Making their mark
China is old news but still a buzzword in the automotive industry. Since 2009, it has
been the fastest-growing car market in the world: currently expanding at something like 10% a year (it actually used to be a lot more). And more than 60% of these escalating annual car sales are still accounted for by first-time buyers: the holy grail for marketing men, as if you capture these customers now, they might just become yours for life.
Chinese people love brands and have a huge degree of brand loyalty: particularly when it comes to lifestyle products or fashion (just look at the success of Burberry in China, for example). At Shanghai’s grand prix circuit, Ferrari caps fly off the merchandise stalls almost as fast as they can be produced. It’s a country where there’s a cult of fandom.
But what all these brands have in common is the fact that they are foreign and exotic. Would the Chinese ever get behind a home-grown company? In a country that has more car manufacturers than anywhere else, could there ever be a Chinese Formula 1 constructor?
That might seem unlikely now – but so did the thought of hosting a grand prix in Shanghai only about 25 years ago. A company registered in the UK as ‘China F1 Racing Team Limited’ recently sounded out the FIA about a potential slot on the Formula 1 grid in future. As is the case with many of these approaches, it might come to nothing: but all the signs are there.
The heat of competition
In truth, there are already a lot of Chinese manufacturers involved in motorsport. In Formula E, the NIO NextEV team is Chinese (owned by a tech start-up). That’s probably the closest you get to a Chinese manufacturer creating a single-seater car, but in rallying – which is based on production models – it’s a very different story.
Great Wall – China’s largest producer of SUVs, which racked up more than a million car sales last year – has regularly competed on the Dakar Rally, with a best result of sixth overall. Although around 70% of Great Wall’s cars are sold within China, exports are on the increase, with the firm even establishing a European base in Bulgaria.
Another Chinese car manufacturer has recently approached a well-known engineering firm for a feasibility study to create a model to World Rally Car regulations, although the details are shrouded in secrecy.
There are already several locally-built Chinese rally cars competing on the Chinese Rally Championship: a series well-funded enough to have attracted names such as Alister McRae and Chris Atkinson.
In China, the top class of cars run to regulations broadly similar to the old Group A world championship rules: two-litre turbocharged engines matched to mechanical four-wheel drive transmissions, and robust, off the shelf, suspension.
An electric future
Any car competing off-road in China has to be tough, clearly. But that doesn’t mean that Chinese manufacturers are afraid of new technology – and it’s this that will probably push a Chinese car company towards the forefront of a global motorsport series in the near future.
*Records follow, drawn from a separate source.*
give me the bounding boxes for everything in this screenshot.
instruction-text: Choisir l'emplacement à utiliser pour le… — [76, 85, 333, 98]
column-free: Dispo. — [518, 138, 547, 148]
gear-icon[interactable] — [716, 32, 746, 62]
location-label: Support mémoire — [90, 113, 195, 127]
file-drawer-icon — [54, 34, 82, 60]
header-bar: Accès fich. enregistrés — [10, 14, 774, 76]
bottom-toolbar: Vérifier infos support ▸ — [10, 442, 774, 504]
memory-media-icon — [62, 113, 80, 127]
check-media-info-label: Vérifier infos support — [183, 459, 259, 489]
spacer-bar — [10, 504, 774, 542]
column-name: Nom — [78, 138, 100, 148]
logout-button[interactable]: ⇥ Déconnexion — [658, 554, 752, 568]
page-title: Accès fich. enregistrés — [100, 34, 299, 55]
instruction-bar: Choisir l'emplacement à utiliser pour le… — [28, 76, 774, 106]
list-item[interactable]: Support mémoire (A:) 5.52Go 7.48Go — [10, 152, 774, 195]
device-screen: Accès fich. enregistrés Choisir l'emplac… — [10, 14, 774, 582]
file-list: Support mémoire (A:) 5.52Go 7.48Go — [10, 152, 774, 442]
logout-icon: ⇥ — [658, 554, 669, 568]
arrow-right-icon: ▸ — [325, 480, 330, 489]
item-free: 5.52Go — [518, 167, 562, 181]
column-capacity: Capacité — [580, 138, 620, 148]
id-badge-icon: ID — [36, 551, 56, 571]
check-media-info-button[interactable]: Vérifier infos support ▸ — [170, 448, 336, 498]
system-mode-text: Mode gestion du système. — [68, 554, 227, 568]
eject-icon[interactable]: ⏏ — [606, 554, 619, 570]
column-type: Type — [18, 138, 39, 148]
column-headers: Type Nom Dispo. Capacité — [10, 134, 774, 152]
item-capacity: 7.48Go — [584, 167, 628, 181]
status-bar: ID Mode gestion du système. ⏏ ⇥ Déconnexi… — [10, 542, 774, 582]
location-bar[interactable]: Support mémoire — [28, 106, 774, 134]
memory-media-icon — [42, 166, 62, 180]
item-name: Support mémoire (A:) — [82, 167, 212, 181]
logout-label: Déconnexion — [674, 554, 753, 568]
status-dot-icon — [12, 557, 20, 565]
For example, there’s already a class for hybrid cars in the Chinese Rally Championship (complete with a rapid charging point in the service area), as China leads the way when it comes to electrification.
In 2016, 507,000 electric cars and hybrids were sold in China, a 53% increase from 2015. Meanwhile, 222,200 EVs and plug-in hybrids were sold in Europe: a mere 14% increase. And here’s another startling fact: Byd – the leading manufacturer in the hybrid class of the Chinese Rally Championship and the sixth-biggest car manufacturer in China – builds more purely electric cars per year than Tesla. It’s also begun exporting them to Europe.
It's easy to see why this industry has arisen: China’s issues with air quality are well-documented, and at the current rate of growth – with around 40 million vehicles expected to be produced there per year by 2025 – that simply isn’t sustainable.
As it is now, there are around 1.3 billion people and more than 160 cities with a population of over a million in China. With motorsport consistently pushing for ways to become more relevant, there’s a golden commercial and sporting opportunity out there for a Chinese manufacturer.
Whether that’s in Formula 1, Formula E, rallying or even rallycross (which recently committed itself to an electric future) remains to be seen. But one thing is sure – it’s definitely going to happen. Sooner than you think.